Judge: DMCA allows DVD Ripping

UCLA has now won their case against Ambrose Video Publishing and the Association for Information Media and Equipment (AIME). Both groups filed a lawsuit in December 2010. They alleged that UCLA violated the Digital Millennium Copyright Act (DMCA) by purchasing and using streaming software that included a DVD-ripping function. UCLA proceeded to stream DVDs that it had purchased to students and staff around January 2006, according to Ars Technica.

Ambrose and AIME argued that UCLA violated the DMCA's anti-circumvention provisions by ripping copy-protected DVDs sold by Ambrose and other copyright holders. The groups argued that the DVDs were sold under a licensing agreement that prohibited rebroadcast and public display. Thus, UCLA was violating the DMCA by engaging in the activity.

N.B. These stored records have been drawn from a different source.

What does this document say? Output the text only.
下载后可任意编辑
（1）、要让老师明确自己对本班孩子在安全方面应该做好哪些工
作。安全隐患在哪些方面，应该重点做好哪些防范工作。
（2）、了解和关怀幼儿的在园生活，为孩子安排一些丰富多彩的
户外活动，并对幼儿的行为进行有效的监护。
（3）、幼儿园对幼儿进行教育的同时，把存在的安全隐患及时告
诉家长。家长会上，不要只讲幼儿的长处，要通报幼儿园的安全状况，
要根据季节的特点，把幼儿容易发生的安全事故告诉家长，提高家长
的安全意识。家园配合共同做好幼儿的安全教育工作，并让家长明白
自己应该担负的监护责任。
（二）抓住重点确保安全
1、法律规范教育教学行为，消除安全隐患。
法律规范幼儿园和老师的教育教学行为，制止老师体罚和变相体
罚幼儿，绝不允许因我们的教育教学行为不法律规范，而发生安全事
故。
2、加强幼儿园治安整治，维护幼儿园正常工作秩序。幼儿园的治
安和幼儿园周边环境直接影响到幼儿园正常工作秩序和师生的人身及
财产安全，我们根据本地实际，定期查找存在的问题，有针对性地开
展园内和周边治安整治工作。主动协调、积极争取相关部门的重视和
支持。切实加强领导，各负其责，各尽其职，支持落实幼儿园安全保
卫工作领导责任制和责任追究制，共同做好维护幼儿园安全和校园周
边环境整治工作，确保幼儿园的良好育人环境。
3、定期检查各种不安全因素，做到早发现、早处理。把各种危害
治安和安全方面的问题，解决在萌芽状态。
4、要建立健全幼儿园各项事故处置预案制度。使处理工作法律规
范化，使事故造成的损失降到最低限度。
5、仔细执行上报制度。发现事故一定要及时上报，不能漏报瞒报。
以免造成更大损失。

UCLA stated that "fair use" gives educators broad latitude to publicly perform copyrighted works as part of instructional activities. The school noted that Ambrose's catalog stated that "all purchases by schools and libraries include public performance rights." The school also said that because the school legally owned the DVDs, it had a right to access the DVDs.

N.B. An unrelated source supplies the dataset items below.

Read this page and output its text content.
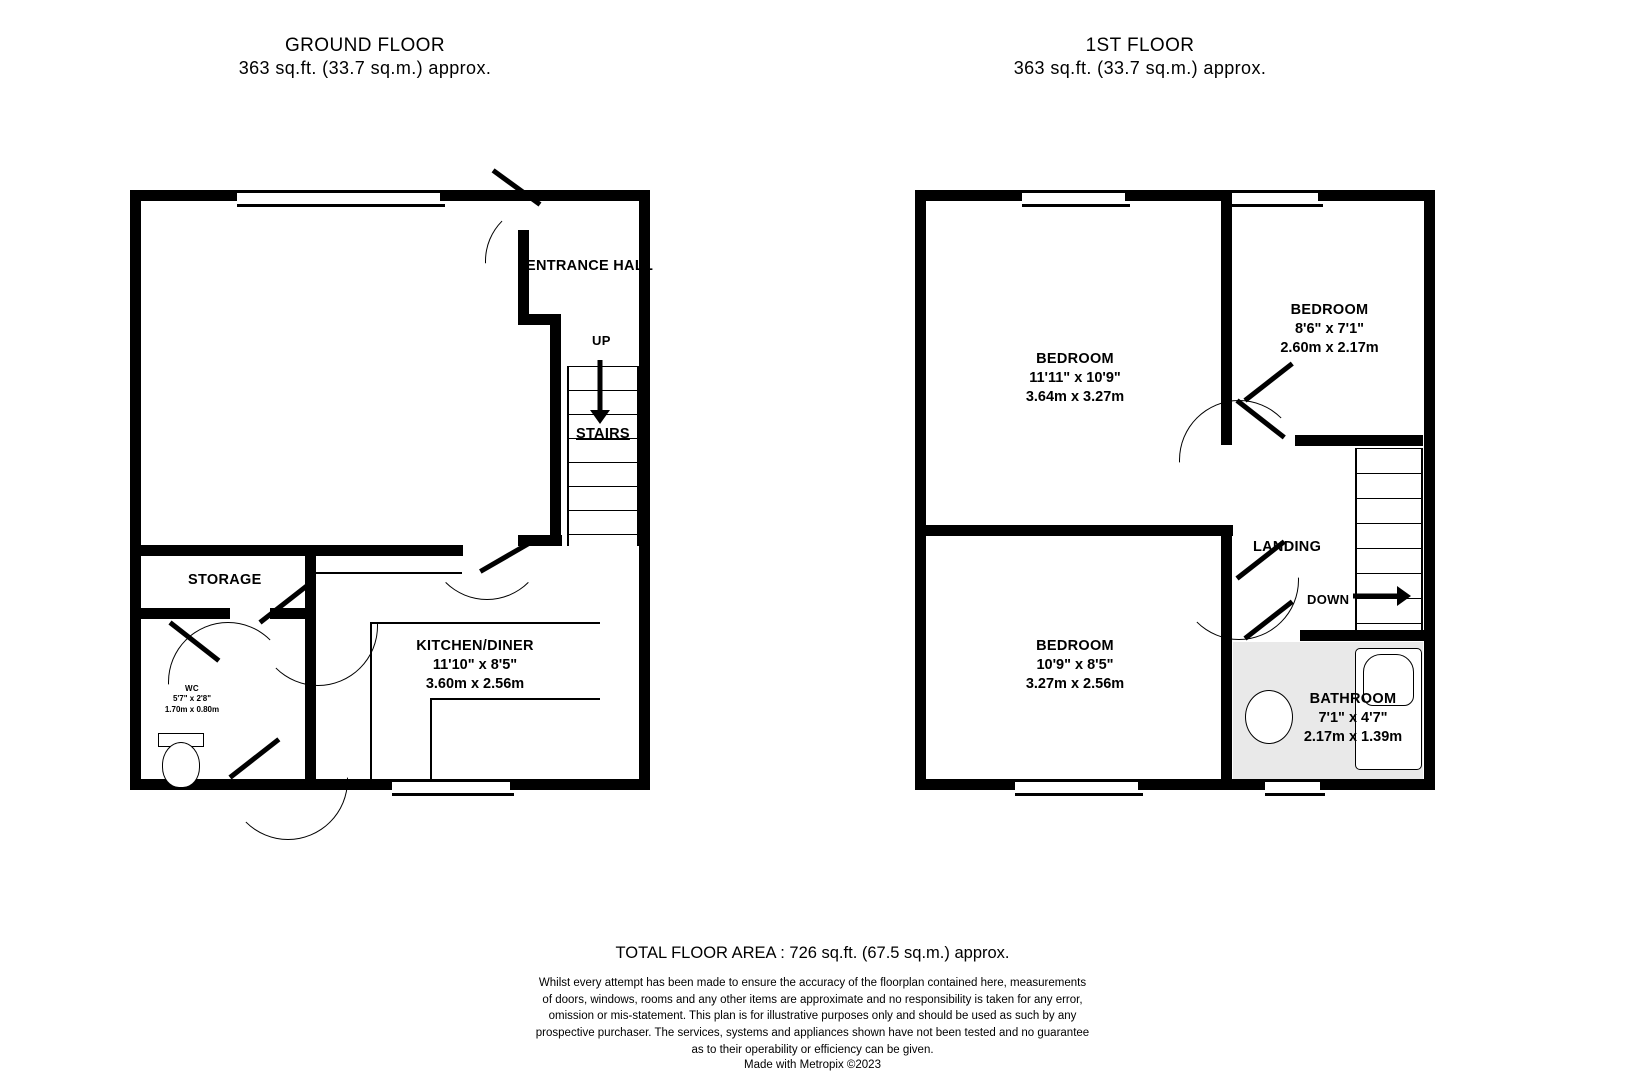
GROUND FLOOR
363 sq.ft. (33.7 sq.m.) approx.
ENTRANCE HALL
UP
STAIRS
STORAGE
KITCHEN/DINER
11'10" x 8'5"
3.60m x 2.56m
WC
5'7" x 2'8"
1.70m x 0.80m
1ST FLOOR
363 sq.ft. (33.7 sq.m.) approx.
BEDROOM
11'11" x 10'9"
3.64m x 3.27m
BEDROOM
8'6" x 7'1"
2.60m x 2.17m
BEDROOM
10'9" x 8'5"
3.27m x 2.56m
BATHROOM
7'1" x 4'7"
2.17m x 1.39m
LANDING
DOWN
TOTAL FLOOR AREA : 726 sq.ft. (67.5 sq.m.) approx.
Whilst every attempt has been made to ensure the accuracy of the floorplan contained here, measurements
of doors, windows, rooms and any other items are approximate and no responsibility is taken for any error,
omission or mis-statement. This plan is for illustrative purposes only and should be used as such by any
prospective purchaser. The services, systems and appliances shown have not been tested and no guarantee
as to their operability or efficiency can be given.
Made with Metropix ©2023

Judge Consuelo B. Marshall has now agreed with the UCLA. He noted that the plaintiffs had said that UCLA had a right to show the DVDs in their classrooms. He ruled that the streaming software was functionally equivalent. The judge stated the following in regards to the streaming service:

The type of access that students and/or faculty may have, whether overseas or at a coffee shop, does not take the viewing of the DVD out of the educational context.

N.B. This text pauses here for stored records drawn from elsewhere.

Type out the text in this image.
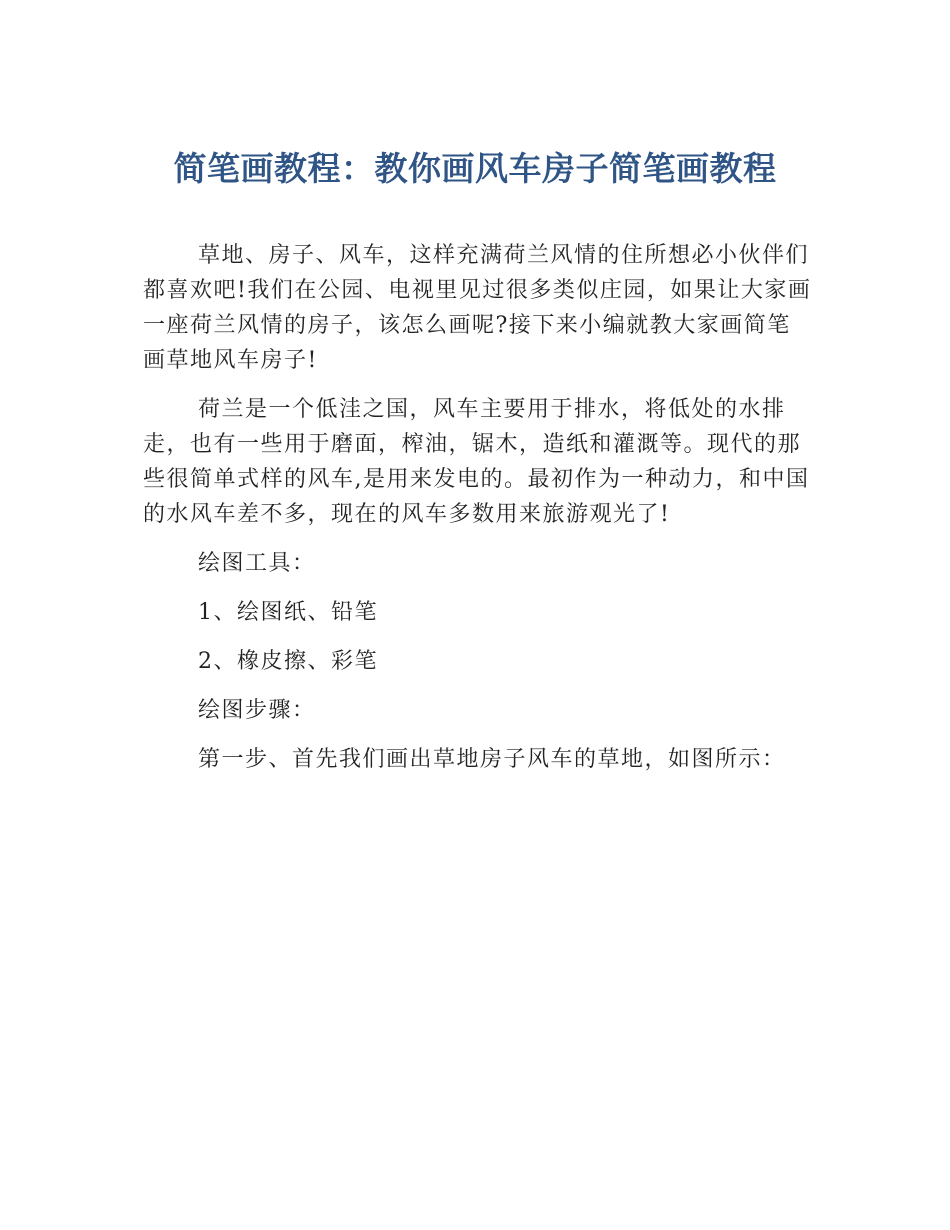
简笔画教程：教你画风车房子简笔画教程

草地、房子、风车，这样充满荷兰风情的住所想必小伙伴们都喜欢吧!我们在公园、电视里见过很多类似庄园，如果让大家画一座荷兰风情的房子，该怎么画呢?接下来小编就教大家画简笔画草地风车房子!

荷兰是一个低洼之国，风车主要用于排水，将低处的水排走，也有一些用于磨面，榨油，锯木，造纸和灌溉等。现代的那些很简单式样的风车,是用来发电的。最初作为一种动力，和中国的水风车差不多，现在的风车多数用来旅游观光了!

绘图工具：

1、绘图纸、铅笔

2、橡皮擦、彩笔

绘图步骤：

第一步、首先我们画出草地房子风车的草地，如图所示：
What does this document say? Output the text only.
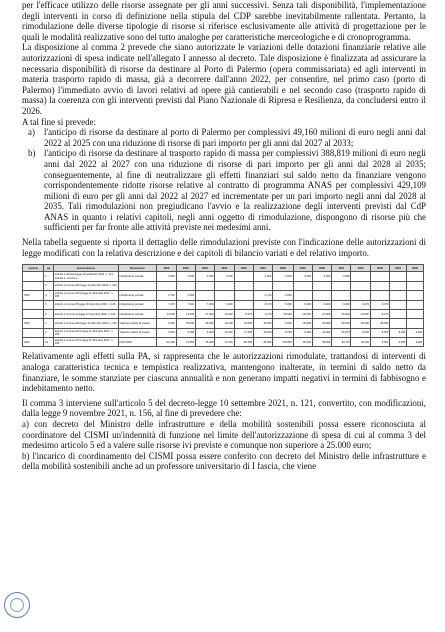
per l'efficace utilizzo delle risorse assegnate per gli anni successivi. Senza tali disponibilità, l'implementazione degli interventi in corso di definizione nella stipula del CDP sarebbe inevitabilmente rallentata. Pertanto, la rimodulazione delle diverse tipologie di risorse si riferisce esclusivamente alle attività di progettazione per le quali le modalità realizzative sono del tutto analoghe per caratteristiche merceologiche e di cronoprogramma.

La disposizione al comma 2 prevede che siano autorizzate le variazioni delle dotazioni finanziarie relative alle autorizzazioni di spesa indicate nell'allegato I annesso al decreto. Tale disposizione è finalizzata ad assicurare la necessaria disponibilità di risorse da destinare al Porto di Palermo (opera commissariata) ed agli interventi in materia trasporto rapido di massa, già a decorrere dall'anno 2022, per consentire, nel primo caso (porto di Palermo) l'immediato avvio di lavori relativi ad opere già cantierabili e nel secondo caso (trasporto rapido di massa) la coerenza con gli interventi previsti dal Piano Nazionale di Ripresa e Resilienza, da concludersi entro il 2026.

A tal fine si prevede:

a) l'anticipo di risorse da destinare al porto di Palermo per complessivi 49,160 milioni di euro negli anni dal 2022 al 2025 con una riduzione di risorse di pari importo per gli anni dal 2027 al 2033;
b) l'anticipo di risorse da destinare al trasporto rapido di massa per complessivi 388,819 milioni di euro negli anni dal 2022 al 2027 con una riduzione di risorse di pari importo per gli anni dal 2028 al 2035; conseguentemente, al fine di neutralizzare gli effetti finanziari sul saldo netto da finanziare vengono corrispondentemente ridotte risorse relative al contratto di programma ANAS per complessivi 429,109 milioni di euro per gli anni dal 2022 al 2027 ed incrementate per un pari importo negli anni dal 2028 al 2035. Tali rimodulazioni non pregiudicano l'avvio e la realizzazione degli interventi previsti dal CdP ANAS in quanto i relativi capitoli, negli anni oggetto di rimodulazione, dispongono di risorse più che sufficienti per far fronte alle attività previste nei medesimi anni.

Nella tabella seguente si riporta il dettaglio delle rimodulazioni previste con l'indicazione delle autorizzazioni di legge modificati con la relativa descrizione e dei capitoli di bilancio variati e del relativo importo.

capitolo	pg	Autorizzazione	Descrizione	2022	2023	2024	2025	2026	2027	2028	2029	2030	2031	2032	2033	2034	2035
	2	articolo 1 decreto-legge 10 settembre 2021, n. 121, articolo 1, comma 1	Infrastrutture portuali	2.000	2.000	2.000	2.000		-2.000	-2.000	-2.000	-2.000	-2.000				
	3	articolo 1 comma 140 legge 11 dicembre 2016, n. 232															
7905	4	articolo 1 comma 1072 legge 27 dicembre 2017, n. 205	Infrastrutture portuali	2.720	2.600				-1.720	-2.600							
	5	articolo 1 comma 95 legge 30 dicembre 2018, n. 145	Infrastrutture portuali	7.470	7.000	7.000	6.000		-5.470	-5.000	-5.000	-6.000	-6.000	-6.470	-6.470		
	6	articolo 1 comma 14 legge 27 dicembre 2019, n. 160	Infrastrutture portuali	14.000	13.000	27.000	16.000	8.270	0.270	-26.000	-26.000	-27.000	-16.000	-16.000	-6.270		
7400	2	articolo 1 comma 140 legge 11 dicembre 2016, n. 232	Trasporto rapido di massa	6.000	26.000	26.000	32.000	32.000	30.000	-6.000	-30.000	-30.000	-30.000	-30.000	-28.000		
	3	articolo 1 comma 1072 legge 27 dicembre 2017, n. 205	Trasporto rapido di massa	5.000	5.000	5.000	15.000	17.000	30.000	-5.000	-5.000	-11.000	-16.670	-5.000	-5.000	-5.000	-3.000
7002	10	articolo 1 comma 1072 legge 27 dicembre 2017, n. 205	CdP ANAS	-43.190	-73.650	-75.400	-70.100	-80.000	-46.000	175.000	80.000	95.000	80.170	35.000	5.000	3.000	3.000

Relativamente agli effetti sulla PA, si rappresenta che le autorizzazioni rimodulate, trattandosi di interventi di analoga caratteristica tecnica e tempistica realizzativa, mantengono inalterate, in termini di saldo netto da finanziare, le somme stanziate per ciascuna annualità e non generano impatti negativi in termini di fabbisogno e indebitamento netto.

Il comma 3 interviene sull'articolo 5 del decreto-legge 10 settembre 2021, n. 121, convertito, con modificazioni, dalla legge 9 novembre 2021, n. 156, al fine di prevedere che:

a) con decreto del Ministro delle infrastrutture e della mobilità sostenibili possa essere riconosciuta al coordinatore del CISMI un'indennità di funzione nel limite dell'autorizzazione di spesa di cui al comma 3 del medesimo articolo 5 ed a valere sulle risorse ivi previste e comunque non superiore a 25.000 euro;

b) l'incarico di coordinamento del CISMI possa essere conferito con decreto del Ministro delle infrastrutture e della mobilità sostenibili anche ad un professore universitario di I fascia, che viene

The judge also stated that purchasing DVD-ripping software did not constitute "trafficking" in the software, as the plantiffs had claimed. If the rulings are upheld, this would have great implications for the DMCA. Digital Rights Management (DRM) is used to prevent even legal purchasers of the work from making copies. If lawful ownership of a DVD precludes unlawful circumvention, this would render a huge provision of the DMCA useless. It would also legalize the use of DVD-ripping tools.

In regards to the decision, Scott Waugh, UCLA executive vice chancellor and provost, stated the following:

UCLA is pleased that the court dismissed the plaintiffs' lawsuit challenging UCLA's practice of streaming previously purchased video content for educational purposes. The court ruling acknowledges what UCLA has long believed, that streaming licensed DVDs related to coursework to UCLA students over UCLA's secure network is an appropriate educational use.

UCLA has an uphill fight, however, as the decision is likely to be appealed to the U.S. Ninth Circuit Court of Appeals.